Фильмы очень похожи и по содержанию, и по форме. Это видеодневники службы в сухопутных и морских погранвойсках с авторским закадровым комментарием.
В «Духовных голосах» действие происходит на таджикско-афганской границе, конкретнее — на 11-й заставе Московского погранотряда группы российских погранвойск в Таджикистане. Застава обороняется от вылазок моджахедов. Режиссер и оператор проводят на заставе полгода, с июня 1994 года по январь 1995-го. Первая часть фильма на первый взгляд не имеет отношения к его дальнейшему содержанию. Это статичный, длящийся около пятнадцати минут план российского зимнего ландшафта, где время то клонится к вечеру — и тогда на опушке леса загорается костер и вдалеке движется какая-то фигурка, — то к рассвету. Это скорее видеоарт, чем кино. Автор за кадром рассказывает о Моцарте, Мессиане и Бетховене, звучит их музыка. Четыре остальные части — хроника заставы: возвращение из поселка на бронетранспортере, новенькие, отправка на дембель, развод на посты, дежурства, обед, жара, скука, рассказы о боевых вылазках. Хроника эта разворачивается в пейзаже, похожем на адский: горы образуют как бы воронку, где расположена застава. Увидеть во сне горы — к горю, сообщает народная мифология. Мальчику-солдату в полуденный жар в чужой долине снится российская зимняя сказка. Жара, инферно, постоянное жужжание насекомых, которые (по некоторым эзотерическим версиям) сопровождают грешников в аду. Крупные планы каких-то медведок и кузнечиков, крупные планы лиц и ног солдат.
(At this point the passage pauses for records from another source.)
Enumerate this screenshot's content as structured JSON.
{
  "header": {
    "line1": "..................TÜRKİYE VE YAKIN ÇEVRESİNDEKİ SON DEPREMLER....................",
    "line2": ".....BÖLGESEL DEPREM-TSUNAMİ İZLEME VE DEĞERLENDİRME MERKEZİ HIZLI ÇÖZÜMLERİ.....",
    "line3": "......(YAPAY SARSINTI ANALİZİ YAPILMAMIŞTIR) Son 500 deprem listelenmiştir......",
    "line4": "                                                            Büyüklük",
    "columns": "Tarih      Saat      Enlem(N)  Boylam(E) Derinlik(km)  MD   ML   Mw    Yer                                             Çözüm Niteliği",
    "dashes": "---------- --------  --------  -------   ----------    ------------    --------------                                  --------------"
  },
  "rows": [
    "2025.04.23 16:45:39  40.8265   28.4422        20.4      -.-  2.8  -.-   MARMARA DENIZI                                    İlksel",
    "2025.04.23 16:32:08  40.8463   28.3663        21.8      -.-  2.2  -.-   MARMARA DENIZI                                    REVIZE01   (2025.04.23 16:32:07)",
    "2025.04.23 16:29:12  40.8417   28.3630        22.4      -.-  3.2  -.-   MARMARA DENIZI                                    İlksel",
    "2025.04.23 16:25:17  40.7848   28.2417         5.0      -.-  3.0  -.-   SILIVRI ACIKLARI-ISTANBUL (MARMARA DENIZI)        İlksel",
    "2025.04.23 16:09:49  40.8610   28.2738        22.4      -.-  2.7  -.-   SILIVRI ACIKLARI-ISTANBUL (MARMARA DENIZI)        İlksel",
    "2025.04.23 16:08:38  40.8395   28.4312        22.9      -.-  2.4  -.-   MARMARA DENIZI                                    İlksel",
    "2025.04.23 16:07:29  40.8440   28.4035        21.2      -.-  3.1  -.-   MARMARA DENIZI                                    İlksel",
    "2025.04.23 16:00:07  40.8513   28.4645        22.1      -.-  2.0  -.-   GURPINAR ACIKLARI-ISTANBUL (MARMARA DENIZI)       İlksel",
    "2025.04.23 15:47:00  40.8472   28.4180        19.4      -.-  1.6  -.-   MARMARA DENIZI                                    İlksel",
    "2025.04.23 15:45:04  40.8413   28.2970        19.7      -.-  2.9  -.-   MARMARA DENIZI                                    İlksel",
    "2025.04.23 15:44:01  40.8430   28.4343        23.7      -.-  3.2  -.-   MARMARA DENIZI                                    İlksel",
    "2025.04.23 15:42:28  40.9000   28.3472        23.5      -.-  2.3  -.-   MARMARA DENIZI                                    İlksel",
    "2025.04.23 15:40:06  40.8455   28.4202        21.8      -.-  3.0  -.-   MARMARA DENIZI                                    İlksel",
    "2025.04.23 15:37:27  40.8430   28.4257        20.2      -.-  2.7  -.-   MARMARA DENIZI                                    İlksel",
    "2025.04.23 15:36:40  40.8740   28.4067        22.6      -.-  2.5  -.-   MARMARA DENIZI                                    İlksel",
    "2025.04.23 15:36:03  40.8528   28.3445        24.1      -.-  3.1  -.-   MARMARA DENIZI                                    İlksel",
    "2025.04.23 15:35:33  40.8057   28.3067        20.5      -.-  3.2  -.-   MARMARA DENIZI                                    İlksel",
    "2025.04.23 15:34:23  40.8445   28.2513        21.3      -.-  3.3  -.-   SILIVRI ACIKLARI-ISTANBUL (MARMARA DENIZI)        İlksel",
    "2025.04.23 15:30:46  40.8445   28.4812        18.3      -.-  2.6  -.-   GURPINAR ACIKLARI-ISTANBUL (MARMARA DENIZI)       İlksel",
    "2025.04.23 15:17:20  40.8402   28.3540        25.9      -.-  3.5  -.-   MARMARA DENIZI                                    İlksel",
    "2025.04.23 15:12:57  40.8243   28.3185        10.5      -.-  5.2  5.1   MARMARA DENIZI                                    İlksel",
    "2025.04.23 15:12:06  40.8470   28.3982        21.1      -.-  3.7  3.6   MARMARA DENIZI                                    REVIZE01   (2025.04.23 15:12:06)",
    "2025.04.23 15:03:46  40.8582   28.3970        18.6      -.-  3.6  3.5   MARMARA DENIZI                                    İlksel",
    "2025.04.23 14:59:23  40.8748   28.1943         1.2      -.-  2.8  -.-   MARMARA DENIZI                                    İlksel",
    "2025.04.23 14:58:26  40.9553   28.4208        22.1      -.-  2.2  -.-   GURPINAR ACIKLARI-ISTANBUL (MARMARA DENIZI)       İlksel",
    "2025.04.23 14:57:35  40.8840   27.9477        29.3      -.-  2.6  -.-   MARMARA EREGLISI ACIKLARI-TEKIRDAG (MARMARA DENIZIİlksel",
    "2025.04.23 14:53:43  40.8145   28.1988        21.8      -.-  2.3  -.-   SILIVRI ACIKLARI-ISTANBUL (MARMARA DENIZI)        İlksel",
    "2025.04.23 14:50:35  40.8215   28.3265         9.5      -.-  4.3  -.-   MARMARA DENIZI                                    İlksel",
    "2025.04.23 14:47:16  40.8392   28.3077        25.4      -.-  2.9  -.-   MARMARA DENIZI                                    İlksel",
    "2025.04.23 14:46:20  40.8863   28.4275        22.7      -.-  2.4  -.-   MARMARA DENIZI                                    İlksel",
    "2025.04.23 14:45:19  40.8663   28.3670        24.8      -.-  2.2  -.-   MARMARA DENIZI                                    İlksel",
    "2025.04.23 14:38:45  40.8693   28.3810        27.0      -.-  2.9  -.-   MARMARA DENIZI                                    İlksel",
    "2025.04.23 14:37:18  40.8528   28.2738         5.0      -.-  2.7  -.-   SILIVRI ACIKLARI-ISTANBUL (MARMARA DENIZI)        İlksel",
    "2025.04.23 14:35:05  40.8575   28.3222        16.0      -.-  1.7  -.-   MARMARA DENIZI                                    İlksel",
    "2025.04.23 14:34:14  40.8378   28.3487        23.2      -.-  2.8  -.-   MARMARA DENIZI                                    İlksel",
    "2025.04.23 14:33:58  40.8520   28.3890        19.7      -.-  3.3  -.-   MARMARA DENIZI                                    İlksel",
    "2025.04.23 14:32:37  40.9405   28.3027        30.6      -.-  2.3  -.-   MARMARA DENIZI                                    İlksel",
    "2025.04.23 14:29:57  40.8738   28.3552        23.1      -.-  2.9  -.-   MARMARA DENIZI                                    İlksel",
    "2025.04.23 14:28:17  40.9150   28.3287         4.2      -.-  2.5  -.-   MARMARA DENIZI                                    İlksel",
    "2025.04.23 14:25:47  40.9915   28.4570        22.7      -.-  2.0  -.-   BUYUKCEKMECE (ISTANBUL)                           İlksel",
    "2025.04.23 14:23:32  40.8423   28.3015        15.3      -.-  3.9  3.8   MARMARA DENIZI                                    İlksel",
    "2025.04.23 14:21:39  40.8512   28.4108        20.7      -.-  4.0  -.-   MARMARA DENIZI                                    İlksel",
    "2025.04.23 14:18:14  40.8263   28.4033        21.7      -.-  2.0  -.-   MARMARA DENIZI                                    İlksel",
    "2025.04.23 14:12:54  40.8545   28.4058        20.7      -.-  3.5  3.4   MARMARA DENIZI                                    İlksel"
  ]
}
Убогий быт, непонятного назначения железяки и камни, как в «Сталкере». Бой с моджахедами в четвертой части, когда его уже не ждешь. В финале фильма солдаты встречают Новый год, и в их спальнях, над засыпающими, звучит вроде бы радио, а на деле — мировой эфир, духовные голоса, свидетельствующие о том, что высшему смыслу человеческой истории ценен и некрасивый Моцарт, неудобный гений, автор божественной музыки, и солдат, никому, кроме его родных и близких, неизвестный. (Неизвестный солдат, как у Мандельштама.) Над всеми во сне, брате смерти, и над его сестрою звучат духовные голоса. Они возникают из обыденных фоновых звуков: зудения насекомых, трэшевой дворовой музыки мирной жизни из кассетника; они маленьким радио переселяются в другой фильм, снятый через три года, в другую адскую зону, северную. Такой там будет пейзаж, северные невысокие горы, мрачный холод, лед, темнота.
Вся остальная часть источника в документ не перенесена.